P.S: It would be ideal to address #33 to mitigate this and other type-related issues in the future. Syntax to specify the return type could be:
stream! { String =>
sleep(Duration::from_secs(10)).await;
}
ping @taiki-e
I guess the current behavior is based on futures-await (https://github.com/alexcrichton/futures-await/pull/32) or futures-async-stream (https://github.com/rust-lang/futures-rs/pull/1548), but I have no strong opinion on this at this time (to be exact: there isn't enough bandwidth to think about this breaking change thoroughly...).
cc @carllerche @Darksonn @Kestrer: any thoughts on this?
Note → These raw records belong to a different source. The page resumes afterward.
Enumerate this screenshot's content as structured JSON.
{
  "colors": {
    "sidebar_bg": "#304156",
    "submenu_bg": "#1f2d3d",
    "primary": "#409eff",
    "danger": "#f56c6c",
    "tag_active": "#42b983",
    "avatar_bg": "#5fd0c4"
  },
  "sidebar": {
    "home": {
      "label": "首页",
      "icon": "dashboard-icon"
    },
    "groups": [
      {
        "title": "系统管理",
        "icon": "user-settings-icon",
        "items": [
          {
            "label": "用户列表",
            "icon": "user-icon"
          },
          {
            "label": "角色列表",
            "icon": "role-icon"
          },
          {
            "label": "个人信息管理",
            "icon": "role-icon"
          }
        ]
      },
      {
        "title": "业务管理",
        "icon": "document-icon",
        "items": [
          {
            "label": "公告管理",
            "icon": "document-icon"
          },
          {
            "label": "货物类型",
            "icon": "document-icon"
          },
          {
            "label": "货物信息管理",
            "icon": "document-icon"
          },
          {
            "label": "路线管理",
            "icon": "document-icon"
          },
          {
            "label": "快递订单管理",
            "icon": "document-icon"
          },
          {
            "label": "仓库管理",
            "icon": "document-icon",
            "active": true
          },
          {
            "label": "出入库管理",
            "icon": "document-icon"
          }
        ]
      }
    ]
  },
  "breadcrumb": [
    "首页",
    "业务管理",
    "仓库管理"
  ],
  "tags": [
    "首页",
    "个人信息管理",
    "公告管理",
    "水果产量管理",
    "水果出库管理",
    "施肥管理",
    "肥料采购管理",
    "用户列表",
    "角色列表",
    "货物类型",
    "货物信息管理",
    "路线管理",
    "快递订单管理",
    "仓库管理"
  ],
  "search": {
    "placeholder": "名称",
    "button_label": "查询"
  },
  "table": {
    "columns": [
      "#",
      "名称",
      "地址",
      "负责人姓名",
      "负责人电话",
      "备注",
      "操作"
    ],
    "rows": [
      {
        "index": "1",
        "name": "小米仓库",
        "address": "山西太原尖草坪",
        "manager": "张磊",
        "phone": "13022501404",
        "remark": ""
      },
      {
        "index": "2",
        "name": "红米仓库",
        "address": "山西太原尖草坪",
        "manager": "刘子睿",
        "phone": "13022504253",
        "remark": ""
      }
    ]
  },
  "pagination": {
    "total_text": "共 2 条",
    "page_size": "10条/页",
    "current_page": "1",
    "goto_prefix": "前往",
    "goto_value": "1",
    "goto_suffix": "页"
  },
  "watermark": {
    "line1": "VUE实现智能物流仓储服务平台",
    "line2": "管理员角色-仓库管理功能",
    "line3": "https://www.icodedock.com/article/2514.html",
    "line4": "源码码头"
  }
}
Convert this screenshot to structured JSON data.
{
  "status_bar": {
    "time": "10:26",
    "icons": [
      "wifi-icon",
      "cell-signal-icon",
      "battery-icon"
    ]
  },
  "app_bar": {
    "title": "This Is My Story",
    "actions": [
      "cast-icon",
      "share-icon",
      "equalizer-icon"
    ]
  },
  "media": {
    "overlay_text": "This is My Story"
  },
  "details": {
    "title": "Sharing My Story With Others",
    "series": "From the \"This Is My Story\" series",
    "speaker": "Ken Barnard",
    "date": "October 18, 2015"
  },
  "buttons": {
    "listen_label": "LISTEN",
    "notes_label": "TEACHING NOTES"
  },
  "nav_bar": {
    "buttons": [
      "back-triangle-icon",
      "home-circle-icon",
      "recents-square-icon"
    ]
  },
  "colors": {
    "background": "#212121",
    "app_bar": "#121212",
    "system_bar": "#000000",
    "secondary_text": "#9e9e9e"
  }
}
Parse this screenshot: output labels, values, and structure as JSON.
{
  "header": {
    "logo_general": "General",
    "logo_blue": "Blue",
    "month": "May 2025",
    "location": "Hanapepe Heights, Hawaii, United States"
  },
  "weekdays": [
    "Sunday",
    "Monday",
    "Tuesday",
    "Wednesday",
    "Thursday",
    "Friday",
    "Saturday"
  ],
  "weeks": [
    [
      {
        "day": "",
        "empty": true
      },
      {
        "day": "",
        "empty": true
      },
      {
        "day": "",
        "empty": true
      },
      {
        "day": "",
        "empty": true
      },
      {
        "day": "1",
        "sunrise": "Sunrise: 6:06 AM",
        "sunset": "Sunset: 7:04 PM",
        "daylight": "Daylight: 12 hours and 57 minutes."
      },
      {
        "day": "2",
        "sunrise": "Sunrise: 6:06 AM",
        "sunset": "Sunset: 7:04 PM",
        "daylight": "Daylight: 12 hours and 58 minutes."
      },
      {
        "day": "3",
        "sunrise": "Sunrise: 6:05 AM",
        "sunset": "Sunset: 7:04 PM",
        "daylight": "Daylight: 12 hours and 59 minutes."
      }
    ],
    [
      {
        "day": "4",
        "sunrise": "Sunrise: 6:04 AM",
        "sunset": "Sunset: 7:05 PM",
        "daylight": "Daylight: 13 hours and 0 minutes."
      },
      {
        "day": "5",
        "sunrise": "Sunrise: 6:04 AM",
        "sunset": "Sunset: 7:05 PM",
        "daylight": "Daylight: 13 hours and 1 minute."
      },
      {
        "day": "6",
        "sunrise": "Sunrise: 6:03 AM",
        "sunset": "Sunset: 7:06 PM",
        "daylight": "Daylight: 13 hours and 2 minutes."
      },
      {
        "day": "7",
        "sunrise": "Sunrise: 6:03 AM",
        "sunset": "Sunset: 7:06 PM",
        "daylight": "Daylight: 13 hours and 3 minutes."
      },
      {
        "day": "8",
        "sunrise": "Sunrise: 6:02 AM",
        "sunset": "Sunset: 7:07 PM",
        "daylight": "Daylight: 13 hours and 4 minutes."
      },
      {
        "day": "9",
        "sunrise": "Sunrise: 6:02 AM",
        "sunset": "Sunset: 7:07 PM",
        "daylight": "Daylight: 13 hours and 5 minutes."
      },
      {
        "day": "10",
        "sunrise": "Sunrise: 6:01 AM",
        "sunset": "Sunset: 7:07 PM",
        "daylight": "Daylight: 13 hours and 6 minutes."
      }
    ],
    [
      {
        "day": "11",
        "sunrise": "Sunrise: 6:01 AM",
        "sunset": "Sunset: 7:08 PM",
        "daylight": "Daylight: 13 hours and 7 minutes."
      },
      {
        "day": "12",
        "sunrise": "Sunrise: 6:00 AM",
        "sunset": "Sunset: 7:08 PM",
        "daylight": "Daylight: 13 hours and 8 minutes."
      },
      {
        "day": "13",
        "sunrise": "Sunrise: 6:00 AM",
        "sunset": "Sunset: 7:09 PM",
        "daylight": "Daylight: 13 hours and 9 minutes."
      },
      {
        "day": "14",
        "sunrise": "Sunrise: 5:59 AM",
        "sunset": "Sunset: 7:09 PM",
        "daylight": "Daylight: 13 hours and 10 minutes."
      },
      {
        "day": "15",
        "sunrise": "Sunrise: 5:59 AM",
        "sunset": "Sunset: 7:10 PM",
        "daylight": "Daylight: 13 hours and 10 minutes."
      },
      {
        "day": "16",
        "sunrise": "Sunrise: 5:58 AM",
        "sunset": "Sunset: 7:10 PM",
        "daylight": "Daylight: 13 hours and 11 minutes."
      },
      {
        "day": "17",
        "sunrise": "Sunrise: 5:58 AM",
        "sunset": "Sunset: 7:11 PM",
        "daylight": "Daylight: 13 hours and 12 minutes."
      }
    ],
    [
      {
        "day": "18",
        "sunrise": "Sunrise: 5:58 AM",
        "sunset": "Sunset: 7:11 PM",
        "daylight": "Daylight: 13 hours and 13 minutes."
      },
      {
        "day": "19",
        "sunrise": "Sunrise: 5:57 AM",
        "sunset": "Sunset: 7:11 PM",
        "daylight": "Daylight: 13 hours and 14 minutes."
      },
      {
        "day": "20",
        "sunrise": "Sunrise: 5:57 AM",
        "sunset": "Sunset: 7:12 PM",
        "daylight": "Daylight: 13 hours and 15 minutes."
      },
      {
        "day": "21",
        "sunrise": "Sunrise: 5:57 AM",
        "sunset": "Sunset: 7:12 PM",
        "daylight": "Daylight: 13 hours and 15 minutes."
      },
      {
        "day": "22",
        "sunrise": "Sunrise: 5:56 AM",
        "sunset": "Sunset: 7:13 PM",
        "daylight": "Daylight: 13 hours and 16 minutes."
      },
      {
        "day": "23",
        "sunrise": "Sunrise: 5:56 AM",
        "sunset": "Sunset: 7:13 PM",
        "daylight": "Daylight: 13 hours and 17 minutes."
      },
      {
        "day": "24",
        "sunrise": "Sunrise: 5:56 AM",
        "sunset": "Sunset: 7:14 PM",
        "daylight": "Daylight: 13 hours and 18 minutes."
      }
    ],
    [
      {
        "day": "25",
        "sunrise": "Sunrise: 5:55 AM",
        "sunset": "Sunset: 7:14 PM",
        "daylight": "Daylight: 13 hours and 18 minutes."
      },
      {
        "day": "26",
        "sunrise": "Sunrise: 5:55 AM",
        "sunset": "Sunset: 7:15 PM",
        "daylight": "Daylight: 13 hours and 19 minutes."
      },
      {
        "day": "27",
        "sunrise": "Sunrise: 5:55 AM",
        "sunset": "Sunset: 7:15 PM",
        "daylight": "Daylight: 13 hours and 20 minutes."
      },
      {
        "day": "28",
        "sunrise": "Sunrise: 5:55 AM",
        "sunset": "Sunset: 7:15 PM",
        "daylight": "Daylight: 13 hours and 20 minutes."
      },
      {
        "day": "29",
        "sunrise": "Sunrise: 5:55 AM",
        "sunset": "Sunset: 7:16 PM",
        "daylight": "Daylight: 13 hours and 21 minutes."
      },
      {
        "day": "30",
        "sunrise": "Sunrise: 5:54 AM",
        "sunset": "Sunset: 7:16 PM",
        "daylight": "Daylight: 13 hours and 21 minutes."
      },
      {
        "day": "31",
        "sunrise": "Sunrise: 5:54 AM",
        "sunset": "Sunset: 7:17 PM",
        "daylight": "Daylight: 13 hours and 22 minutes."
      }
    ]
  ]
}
As an alternative, we can instead insert:
if false {
yield unreachable!();
}
Like Sergio's solution it is able to produce a stream of any type, but while it is still breaking it breaks less because the following examples still compile:
stream! {};
fn takes_debug(stream: impl Stream<Item = impl Debug>) {}
takes_debug(stream! {});
@SergioBenitez what do you think about @Kestrer's suggestion? In general, I'm inclined to go in any direction here.
It isn't a big deal to push out breaking releases of the async-stream crate.
By the way: if you do implement this, use yield loop {}; instead of yield unreachable!(); because it doesn't need any hygiene shenanigans.